Topology optimization for particle flow problems using Eulerian-Eulerian model with a finite difference method

TL;DR

This paper introduces a topology optimization approach for particle flow devices using an Eulerian-Eulerian model with finite difference methods, aiming to improve particle resistance and flow efficiency.

Contribution

It develops a novel topology optimization framework incorporating automatic differentiation and validates it through numerical experiments on particle flow problems.

Findings

Serpentine flow fields enhance particle drag force variation.

Optimized flow fields reduce fluid power dissipation.

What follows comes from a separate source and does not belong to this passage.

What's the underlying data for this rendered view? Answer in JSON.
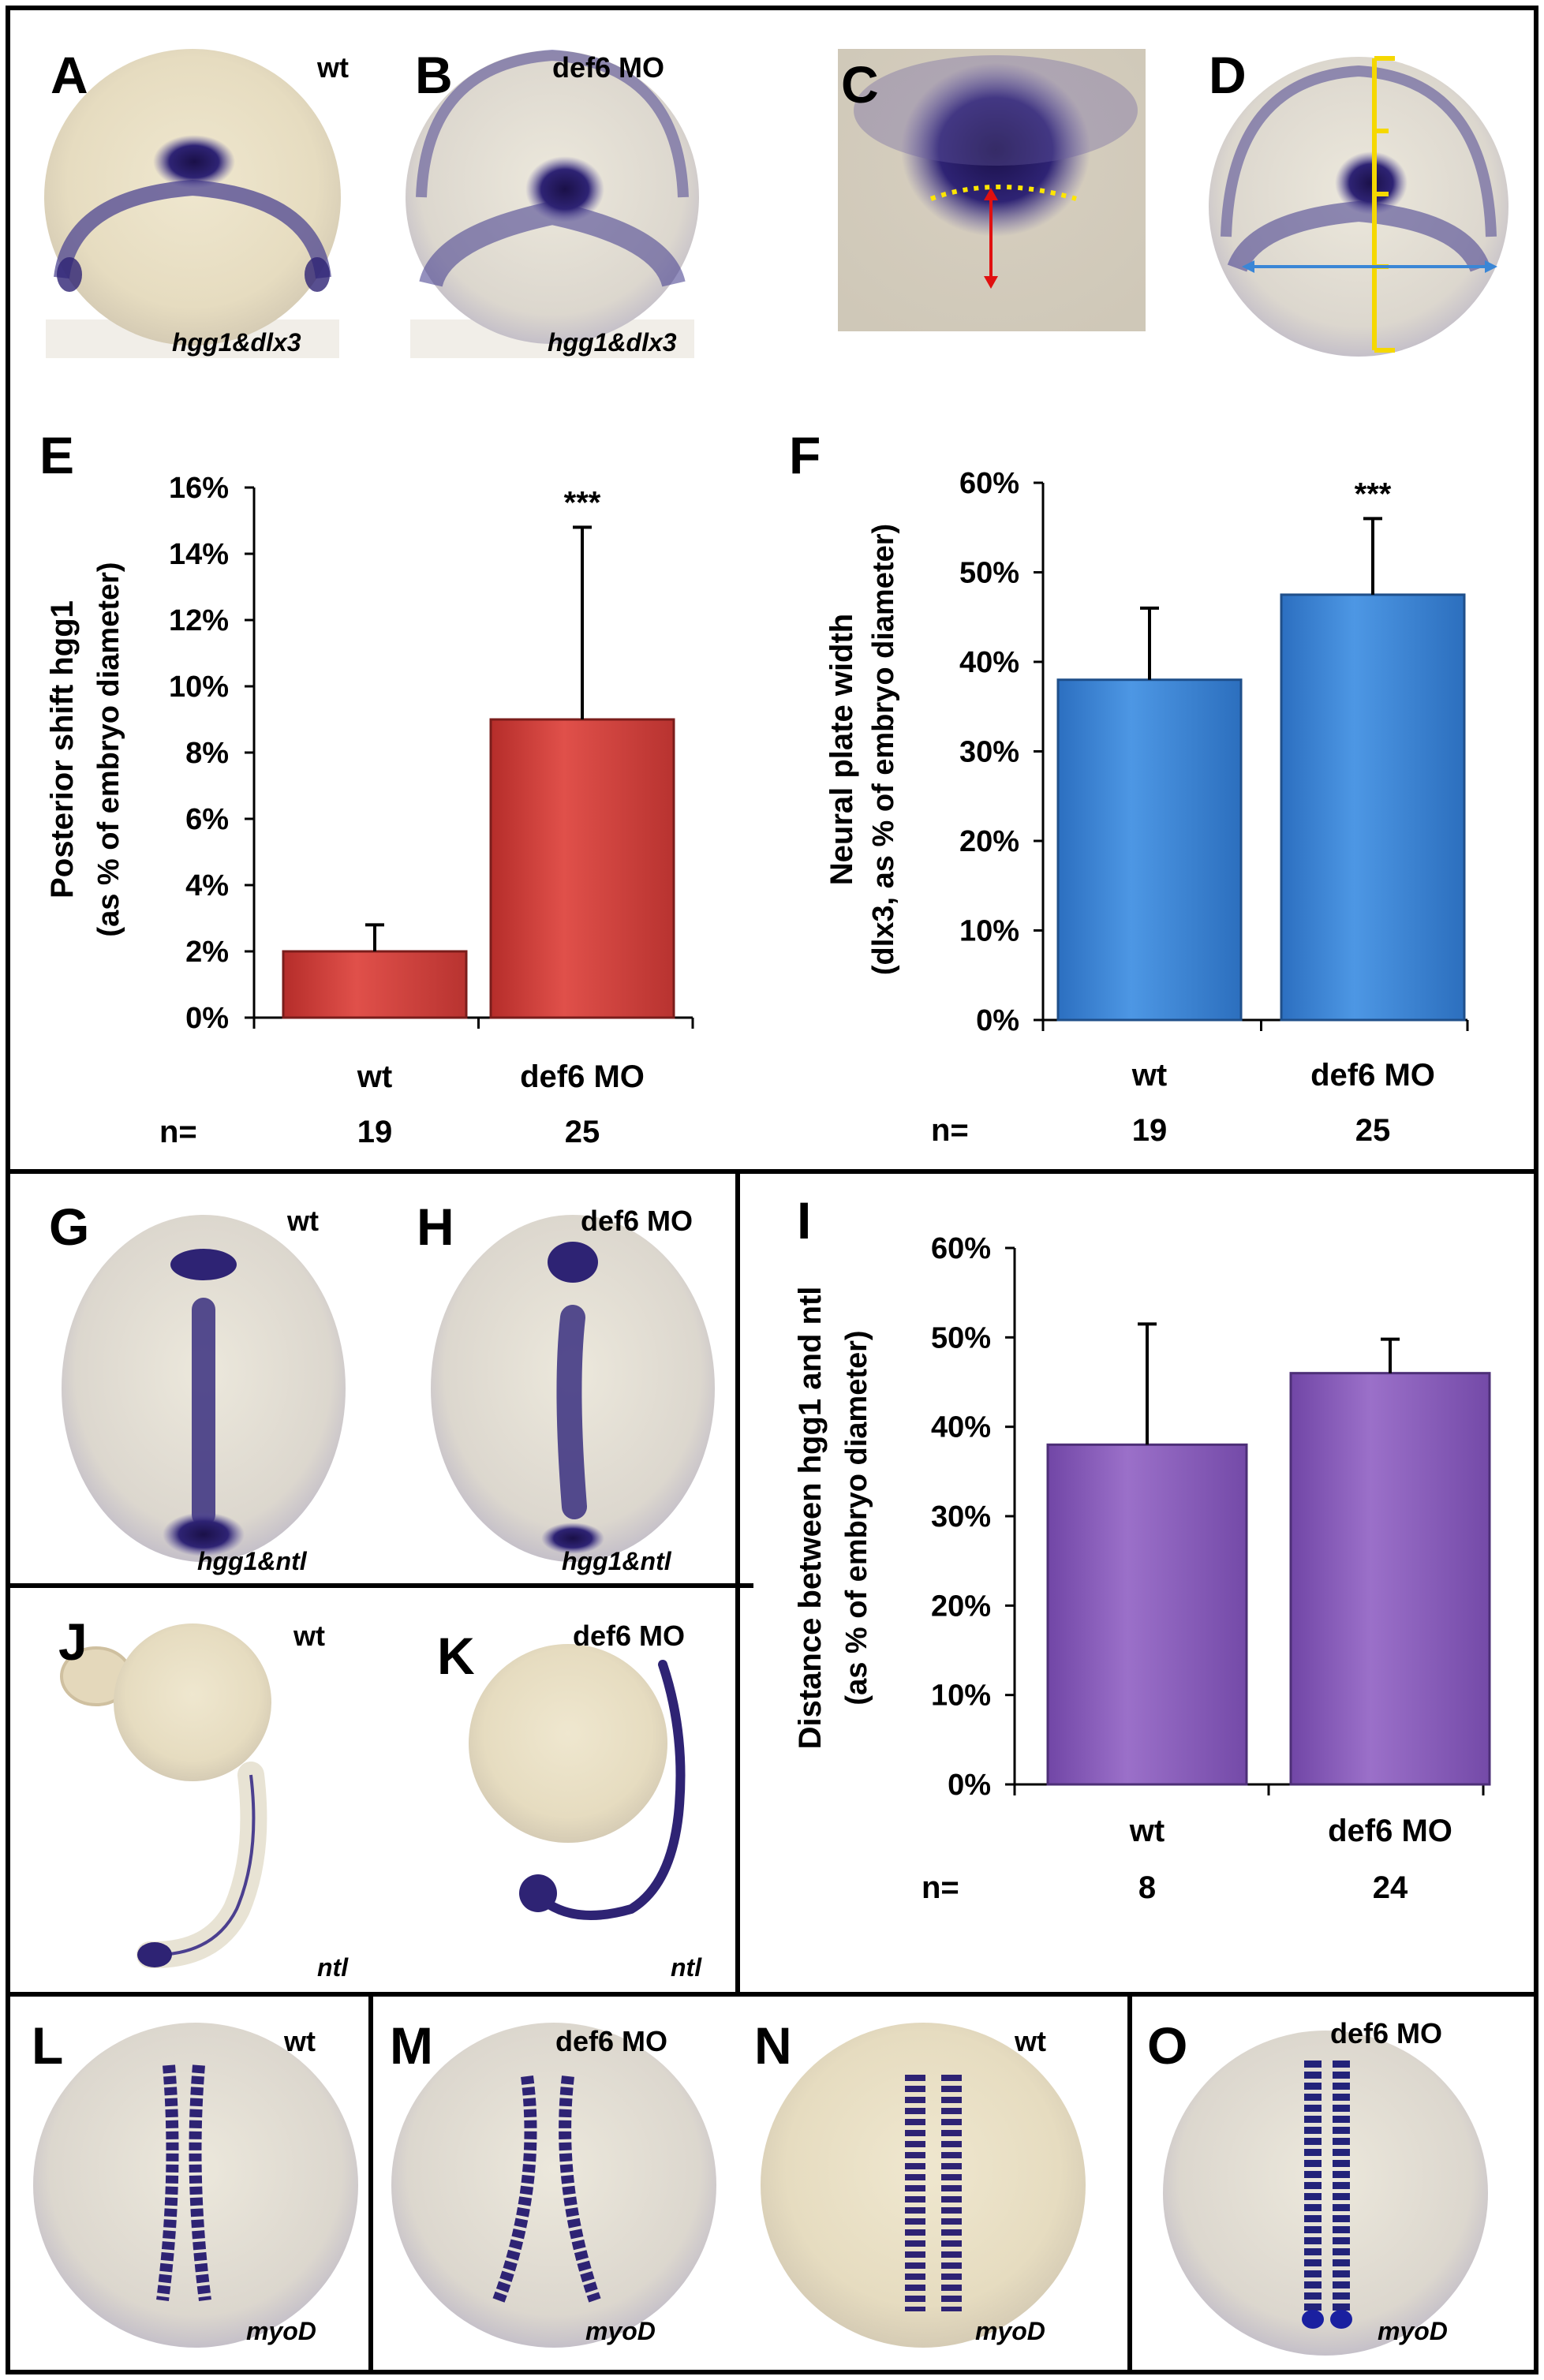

Reynolds and Stokes numbers influence flow field design.

Abstract

Particle flow processing is widely employed across various industrial applications and technologies. Due to the complex interactions between particles and fluids, designing effective devices for particle flow processing is challenging. In this study, we propose a topology optimization method to design flow fields that effectively enhance the resistance encountered by particles. Particle flow is simulated using an Eulerian-Eulerian model based on a finite difference method. Automatic differentiation is implemented to compute sensitivities using a checkpointing algorithm. We formulate the optimization problem as maximizing the variation of drag force on particles while reducing fluid power dissipation. Initially, we validate the finite difference flow solver through numerical examples of particle flow problems and confirm that the corresponding topology optimization produces a result comparable to the benchmark problem. Furthermore, we investigate the effects of Reynolds and Stokes numbers on the optimized flow field. The numerical results indicate that serpentine flow fields can effectively enhance the variation in particle drag force.